Californians to vote on mobile sports betting bill in November
The potential legalisation of mobile sports betting in California is likely to appear on the state’s midterm ballot in November after a petition to include the measure gathered some 1.6 million signatures in support.
If approved, the measure would allow for statewide mobile gaming with a 10% tax rate on revenues. The proposal also calls for a $100m upfront licensing fee, and for operators to be licensed already in a minimum of 10 states in order to be considered.
The measure, as it will appear on the ballot, states: “Legalises online and mobile sports wagering, which currently is prohibited, for persons 21 years and older. Such wagering may be offered only by federally recognised Indian tribes and eligible businesses that contract with them.
“Individuals placing bets must be in California and not located on Indian lands. Imposes 10% tax on sports wagering revenues and licensing fees. Directs tax and licensing revenues first to regulatory costs, then remainder to: 85% to homelessness programmes; 15% to non-participating tribes. Specifies licensing, regulatory, consumer protection, and betting integrity standards for sports wagering.”
The measure’s inclusion on the ballot will be confirmed once state officials have been able to verify the more than 1.6 million signatures gathered by the campaign ‘Californians for Solutions to Homelessness and Mental Health Support’.
The campaign is funded by an ensemble of the largest US-facing gaming operators, including Bally’s, BetMGM, DraftKings, Fanatics Betting and Gaming, FanDuel, Penn National and Wynn.
Flutter Entertainment CEO Peter Jackson: “If the referendum is successful and California adheres to our expected timetable, we’d anticipate that the state would launch in time for the 2023 NFL season.”
The specifics of the legislation has generated ill feeling among parts of the sector, with some arguing the terms favour only larger, established operators at the expense of building a competitive market.
The reaction among bigger players has been positive, however. Peter Jackson, CEO of FanDuel parent company Flutter Entertainment, told investors on the firm’s Q1 2022 earnings call today: “We’re very excited about the Californian situation.
“Clearly, getting to this stage was not straightforward. And we’re very, very happy to be on the ballot. We’ve got a best in class campaign team that has had significant levels of funding. I’d flag that ours is the only ballot that will bring hundreds of millions of dollars in tax revenue targeted at mental health and homelessness solutions, which are real critical imperatives in the state.”
The measure will be included on California’s midterm ballot alongside a separate sports betting bill, which would allow for a retail-only, tribe-controlled sports betting market.
The state’s tribes have fiercely opposed the expansion of online sports betting to include international licensees.
Last month, Politico said the state was “mired in longstanding gambling divisions that already blunted legalisation efforts nearly two years ago.”

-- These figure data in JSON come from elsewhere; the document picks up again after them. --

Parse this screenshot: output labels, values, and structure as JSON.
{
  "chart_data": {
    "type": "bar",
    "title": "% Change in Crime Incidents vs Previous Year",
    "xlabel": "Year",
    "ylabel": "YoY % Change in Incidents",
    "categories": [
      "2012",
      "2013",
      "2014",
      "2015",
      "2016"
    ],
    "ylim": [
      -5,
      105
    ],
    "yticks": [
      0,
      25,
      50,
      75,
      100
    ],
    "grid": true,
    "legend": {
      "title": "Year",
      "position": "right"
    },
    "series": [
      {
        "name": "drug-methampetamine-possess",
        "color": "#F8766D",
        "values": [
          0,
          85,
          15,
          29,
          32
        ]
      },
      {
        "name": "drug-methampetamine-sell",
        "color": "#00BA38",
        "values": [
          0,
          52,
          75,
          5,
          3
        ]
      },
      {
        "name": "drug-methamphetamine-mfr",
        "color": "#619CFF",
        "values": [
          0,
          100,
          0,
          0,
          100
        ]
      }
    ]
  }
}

Commenting on the clash, Jackson said: “It’s not impossible that our ballot can be passed, and for example, the tribal retail only sports betting issue could also be passed.
“They’re not mutually exclusive, but we’re doing everything we can to ensure that ours will be successful. If the referendum is successful and California adheres to our expected timetable, we’d anticipate that the state would launch in time for the 2023 NFL season,” he added.